Thursday, September 21, 2017

"Dear God, my heart hurts"


Friday, September 22--first day of fall for 2017.  I looked at the weather forecast and it looks like it will be the first week of October before we are going to feel fall weather.  And I can tell you one thing, I look forward to those cooler temperatures for sure!

These days I have mixed feelings about fall.  It used to be my favorite time of year.  The cooler temps, the Friday nights of football, the opening of hunting season.  I loved watching the leaves change colors, making pots of soup, snuggling in a blanket.  Good things.  Fun things.  Happy things.

BUT, then there is the other side of fall.  The things that make it less of a favorite.  Both of my parents died in the fall.  Several other close family members died in the fall.  Less sunshine, more clouds, deeper depression.  Bad things. Heartbreaking things.  Sad things.

So every year I have to make a conscious decision as to how I am going to react.  And some years it is harder than others.  As I tried to pray the other night before bed all I could say was, "Dear God, my heart hurts."  No other words.  No other thoughts for others that needed prayers.

I know that was a selfish prayer but I also know that God hears all of our prayers--even when we are focused on ourselves.  Jeremiah 29:12 says "Then shall ye call upon me, and ye shall go and pray unto me, and I will hearken unto you."  He promised to hear our prayers and we know that God does not go back on His promises.  So that night as I lay there unable to sleep, unable to cry, unable to think beyond the pain, I started letting all of the sad thoughts go through my mind.  Then one of my favorite verses came into my mind--"For everything there is a season..." (Ecclesiates 3:1).  Ok, then.  This is just a season and then it will pass.
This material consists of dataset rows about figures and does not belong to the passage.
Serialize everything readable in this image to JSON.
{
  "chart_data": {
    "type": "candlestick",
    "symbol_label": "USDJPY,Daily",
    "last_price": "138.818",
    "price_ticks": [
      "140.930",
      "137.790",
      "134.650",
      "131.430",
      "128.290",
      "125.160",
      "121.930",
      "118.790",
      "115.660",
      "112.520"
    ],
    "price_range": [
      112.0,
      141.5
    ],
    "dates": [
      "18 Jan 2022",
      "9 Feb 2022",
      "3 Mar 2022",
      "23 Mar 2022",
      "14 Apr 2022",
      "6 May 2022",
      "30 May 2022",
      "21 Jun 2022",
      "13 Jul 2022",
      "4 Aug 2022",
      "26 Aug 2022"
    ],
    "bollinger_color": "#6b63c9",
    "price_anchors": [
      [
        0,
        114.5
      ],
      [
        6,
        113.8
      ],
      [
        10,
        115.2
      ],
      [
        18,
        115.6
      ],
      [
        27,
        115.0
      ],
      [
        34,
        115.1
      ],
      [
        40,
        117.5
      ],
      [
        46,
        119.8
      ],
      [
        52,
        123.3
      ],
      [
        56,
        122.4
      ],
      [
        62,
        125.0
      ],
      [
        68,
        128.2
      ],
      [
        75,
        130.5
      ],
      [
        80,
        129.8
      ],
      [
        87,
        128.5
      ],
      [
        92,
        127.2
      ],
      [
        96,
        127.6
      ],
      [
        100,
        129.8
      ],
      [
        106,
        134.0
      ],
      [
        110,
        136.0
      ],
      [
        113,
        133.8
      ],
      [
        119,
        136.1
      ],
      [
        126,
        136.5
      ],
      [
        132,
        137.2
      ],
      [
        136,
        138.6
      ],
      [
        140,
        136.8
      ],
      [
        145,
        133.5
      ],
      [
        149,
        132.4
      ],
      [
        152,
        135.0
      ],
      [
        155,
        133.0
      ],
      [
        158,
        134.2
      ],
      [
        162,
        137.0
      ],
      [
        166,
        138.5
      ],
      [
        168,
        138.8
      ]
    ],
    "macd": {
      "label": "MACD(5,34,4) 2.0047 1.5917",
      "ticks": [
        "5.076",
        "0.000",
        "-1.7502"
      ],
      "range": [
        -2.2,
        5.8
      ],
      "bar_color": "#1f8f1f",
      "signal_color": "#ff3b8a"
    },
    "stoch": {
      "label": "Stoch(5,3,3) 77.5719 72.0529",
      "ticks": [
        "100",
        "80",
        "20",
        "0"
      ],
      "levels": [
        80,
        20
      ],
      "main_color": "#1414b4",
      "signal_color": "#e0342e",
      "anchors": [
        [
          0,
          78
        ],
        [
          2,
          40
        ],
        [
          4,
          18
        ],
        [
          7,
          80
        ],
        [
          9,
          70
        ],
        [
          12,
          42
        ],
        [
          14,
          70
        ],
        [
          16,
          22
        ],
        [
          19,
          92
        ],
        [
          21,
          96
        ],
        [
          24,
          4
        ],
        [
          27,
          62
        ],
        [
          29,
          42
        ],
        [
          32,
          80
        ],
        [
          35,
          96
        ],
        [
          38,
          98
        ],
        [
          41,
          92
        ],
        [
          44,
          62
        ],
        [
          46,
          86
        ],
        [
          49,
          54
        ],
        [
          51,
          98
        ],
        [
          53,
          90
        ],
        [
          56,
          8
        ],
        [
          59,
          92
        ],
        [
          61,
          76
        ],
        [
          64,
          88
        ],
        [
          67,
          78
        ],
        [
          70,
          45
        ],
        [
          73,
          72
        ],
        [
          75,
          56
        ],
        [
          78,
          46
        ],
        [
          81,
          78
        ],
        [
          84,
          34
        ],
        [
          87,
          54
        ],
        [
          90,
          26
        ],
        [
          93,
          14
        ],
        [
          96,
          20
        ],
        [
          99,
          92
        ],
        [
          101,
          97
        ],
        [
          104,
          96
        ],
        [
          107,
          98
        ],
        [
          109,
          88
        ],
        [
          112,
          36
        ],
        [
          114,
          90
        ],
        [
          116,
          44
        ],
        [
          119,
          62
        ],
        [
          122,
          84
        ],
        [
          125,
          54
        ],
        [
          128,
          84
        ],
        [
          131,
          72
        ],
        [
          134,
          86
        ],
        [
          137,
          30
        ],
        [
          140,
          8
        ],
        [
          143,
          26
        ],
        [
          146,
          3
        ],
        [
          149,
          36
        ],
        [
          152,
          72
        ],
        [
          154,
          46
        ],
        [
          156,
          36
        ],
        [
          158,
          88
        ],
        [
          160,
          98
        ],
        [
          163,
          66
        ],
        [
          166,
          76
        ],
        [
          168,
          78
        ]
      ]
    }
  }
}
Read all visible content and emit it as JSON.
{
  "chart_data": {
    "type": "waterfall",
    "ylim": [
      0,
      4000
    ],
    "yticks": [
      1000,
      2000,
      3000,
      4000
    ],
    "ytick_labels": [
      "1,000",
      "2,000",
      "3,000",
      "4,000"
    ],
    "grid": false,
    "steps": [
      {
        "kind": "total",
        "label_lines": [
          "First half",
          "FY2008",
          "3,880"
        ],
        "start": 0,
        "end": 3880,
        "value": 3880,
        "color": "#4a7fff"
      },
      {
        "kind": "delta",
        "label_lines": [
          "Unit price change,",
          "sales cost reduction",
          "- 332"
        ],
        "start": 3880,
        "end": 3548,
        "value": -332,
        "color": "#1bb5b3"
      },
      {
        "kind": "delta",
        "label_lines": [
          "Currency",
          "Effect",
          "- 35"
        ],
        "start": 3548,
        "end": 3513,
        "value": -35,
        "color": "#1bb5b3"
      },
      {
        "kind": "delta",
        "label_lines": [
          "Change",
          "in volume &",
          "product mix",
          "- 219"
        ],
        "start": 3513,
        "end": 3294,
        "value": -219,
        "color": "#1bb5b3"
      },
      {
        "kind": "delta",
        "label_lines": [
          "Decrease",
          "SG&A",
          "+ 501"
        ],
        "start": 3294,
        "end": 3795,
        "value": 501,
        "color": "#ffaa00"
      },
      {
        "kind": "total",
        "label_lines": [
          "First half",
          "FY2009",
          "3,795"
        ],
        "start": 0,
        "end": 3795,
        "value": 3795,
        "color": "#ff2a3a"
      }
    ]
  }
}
But that verse finishes with "...and a time to every purpose under the heaven."

So over the next few days I thought about that word "purpose".  God has a purpose for everything we face, for every trial, for every triumph, for every valley and every mountain.  And I know there is a purpose for my hurting heart.  In time I will know, I will see, and I feel like I'm being shown a glimmer of the direction where all of that pain and loss can be used to bring glory to God.



As I said, I've always loved the changing of the colors of the leaves in the fall.  As they die it shows us that there is beauty in growing old and reaching the end of our time.  That even as we depart from our original purpose that we can still be of use.  So that is what I need to focus on.  The fact that we all have a cycle of life and there will be seasons and some will bring joy and some will bring sadness but they all come from God.  I want to be like one of those leaves.  I want to bring Him glory regardless of changes going on.  I want to be of use until I'm all used up.  That will be my goal this year.  To provide beauty in the form of a helping hand, a listening ear or a strong shoulder to those people God sends my way--that would be an excellent way to spend this fall!

Even though I miss my loved ones no longer with me (and all of you have someone you miss too!) I'm making an effort to focus on the beauty, on the good things, on the happy things.  Hopefully, I will find some time to get in the kitchen and make a pot of Momma's soup.  And if the hubby is VERY lucky, I might even make a bowl of popcorn crunch.  And the ache of my heart has eased a little because I recently was able to use my experiences to be a guide for someone else.

Thank you, Lord, for always hearing my prayers--even when very few word will come.